Nested ActiveRecord Relationships and Validation Conundrum

I ran into a bit of a pickle earlier this week with some models and their relationships.

The Situation

* A partner has an account.

* An account has an address.

* Accounts do not require an address; it's optional.

* Partners do require an address.

The Problem

So how do I enforce the presence of an address for the account assigned to the partner?

My First Attempt

My first thought was to break the encapsulation and create a direct partner-to-address relationship. Then I came up with the clever hack of keeping the partner-address in sync with the account-address during assignment, so when you set the address for the partner, it would automatically set the account to the same address. But it just didn't sit right with me; it wasn't the typical Ruby on Rails elegance I had come to expect.

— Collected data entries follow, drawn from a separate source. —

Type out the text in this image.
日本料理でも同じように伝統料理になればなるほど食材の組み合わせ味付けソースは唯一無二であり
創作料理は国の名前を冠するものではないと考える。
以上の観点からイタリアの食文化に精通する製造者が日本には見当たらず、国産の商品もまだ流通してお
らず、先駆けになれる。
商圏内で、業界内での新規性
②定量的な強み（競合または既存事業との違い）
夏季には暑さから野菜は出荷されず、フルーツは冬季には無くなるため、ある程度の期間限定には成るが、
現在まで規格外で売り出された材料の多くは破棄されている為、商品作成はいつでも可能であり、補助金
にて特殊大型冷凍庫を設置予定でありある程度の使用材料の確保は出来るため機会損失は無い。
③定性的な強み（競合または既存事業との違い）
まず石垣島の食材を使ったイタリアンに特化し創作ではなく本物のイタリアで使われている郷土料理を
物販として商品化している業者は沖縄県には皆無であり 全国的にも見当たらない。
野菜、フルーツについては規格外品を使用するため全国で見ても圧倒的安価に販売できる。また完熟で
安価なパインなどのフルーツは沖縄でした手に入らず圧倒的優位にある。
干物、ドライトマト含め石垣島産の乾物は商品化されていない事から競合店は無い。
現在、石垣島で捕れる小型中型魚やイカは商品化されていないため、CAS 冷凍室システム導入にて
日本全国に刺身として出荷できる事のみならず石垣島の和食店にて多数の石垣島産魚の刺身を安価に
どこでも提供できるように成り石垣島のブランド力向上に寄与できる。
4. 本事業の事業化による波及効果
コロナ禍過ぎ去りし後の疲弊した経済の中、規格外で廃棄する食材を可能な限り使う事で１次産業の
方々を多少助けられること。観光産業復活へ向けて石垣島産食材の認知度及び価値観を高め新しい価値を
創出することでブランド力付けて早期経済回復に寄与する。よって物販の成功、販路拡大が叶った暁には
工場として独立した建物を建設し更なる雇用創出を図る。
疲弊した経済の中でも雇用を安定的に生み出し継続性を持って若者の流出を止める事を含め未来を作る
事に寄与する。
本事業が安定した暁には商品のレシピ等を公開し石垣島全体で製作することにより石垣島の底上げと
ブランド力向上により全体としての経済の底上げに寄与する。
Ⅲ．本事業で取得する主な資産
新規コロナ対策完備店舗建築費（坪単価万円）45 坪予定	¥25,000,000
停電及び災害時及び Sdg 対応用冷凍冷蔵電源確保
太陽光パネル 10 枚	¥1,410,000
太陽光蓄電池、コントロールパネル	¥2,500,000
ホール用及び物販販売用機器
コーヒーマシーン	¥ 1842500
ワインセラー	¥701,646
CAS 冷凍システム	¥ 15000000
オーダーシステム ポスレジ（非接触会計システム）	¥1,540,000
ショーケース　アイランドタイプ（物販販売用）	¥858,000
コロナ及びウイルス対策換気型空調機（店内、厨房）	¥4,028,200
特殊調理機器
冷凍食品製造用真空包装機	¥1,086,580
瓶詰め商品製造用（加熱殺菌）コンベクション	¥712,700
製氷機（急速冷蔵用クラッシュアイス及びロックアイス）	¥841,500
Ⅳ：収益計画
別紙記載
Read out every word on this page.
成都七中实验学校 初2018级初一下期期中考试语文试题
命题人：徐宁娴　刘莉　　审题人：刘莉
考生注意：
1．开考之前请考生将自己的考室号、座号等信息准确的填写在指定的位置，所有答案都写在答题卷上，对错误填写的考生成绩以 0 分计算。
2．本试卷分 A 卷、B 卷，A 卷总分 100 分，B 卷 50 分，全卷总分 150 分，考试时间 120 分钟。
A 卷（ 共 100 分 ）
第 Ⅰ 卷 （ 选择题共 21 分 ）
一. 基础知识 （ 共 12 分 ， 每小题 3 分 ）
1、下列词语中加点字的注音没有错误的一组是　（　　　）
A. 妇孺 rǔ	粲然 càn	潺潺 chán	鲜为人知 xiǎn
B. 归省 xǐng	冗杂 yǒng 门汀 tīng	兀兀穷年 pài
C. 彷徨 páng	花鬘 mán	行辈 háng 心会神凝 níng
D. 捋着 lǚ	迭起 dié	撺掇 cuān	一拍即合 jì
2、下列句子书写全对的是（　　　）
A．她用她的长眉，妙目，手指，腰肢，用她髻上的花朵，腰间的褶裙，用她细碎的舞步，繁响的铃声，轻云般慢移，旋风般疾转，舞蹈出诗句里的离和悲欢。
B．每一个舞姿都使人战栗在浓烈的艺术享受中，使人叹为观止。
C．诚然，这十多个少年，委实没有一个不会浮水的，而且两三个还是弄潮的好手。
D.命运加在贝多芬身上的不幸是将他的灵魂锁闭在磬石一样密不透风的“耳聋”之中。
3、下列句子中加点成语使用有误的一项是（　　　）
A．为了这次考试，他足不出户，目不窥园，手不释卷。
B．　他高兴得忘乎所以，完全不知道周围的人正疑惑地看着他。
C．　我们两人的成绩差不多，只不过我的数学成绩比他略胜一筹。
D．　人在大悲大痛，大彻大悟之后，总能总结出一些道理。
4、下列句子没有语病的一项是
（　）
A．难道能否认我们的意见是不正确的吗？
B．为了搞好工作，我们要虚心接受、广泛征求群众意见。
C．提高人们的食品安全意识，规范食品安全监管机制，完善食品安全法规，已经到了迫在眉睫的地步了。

So I reached out to my partner in crime (Jack Danger) and asked for his opinion.

A More Elegant Idea

Jack suggested a more elegant simplification of just validating the presence of the address from the partner level like so:
validates_presence_of :address

def address
account && account.address
end
Now that's the simplicity and elegance I've come to expect from a Ruby on Rails application.

A Possible Third

But Jack also took it a step further and suggested subclassing account and making address required, so we'd have two types of accounts, one with optional addresses and one with required addresses. That might be even less code and arguably more elegant, but my gut just tells me it's a little less of a hack than my original attempt and not quite as pure as his first suggestion.

Wrapping Up

I went with Jack's first suggestion and I'm satisfied with the results, but I'm curious to hear if anybody else has tackled the same, or similar, problem, and how they solved it.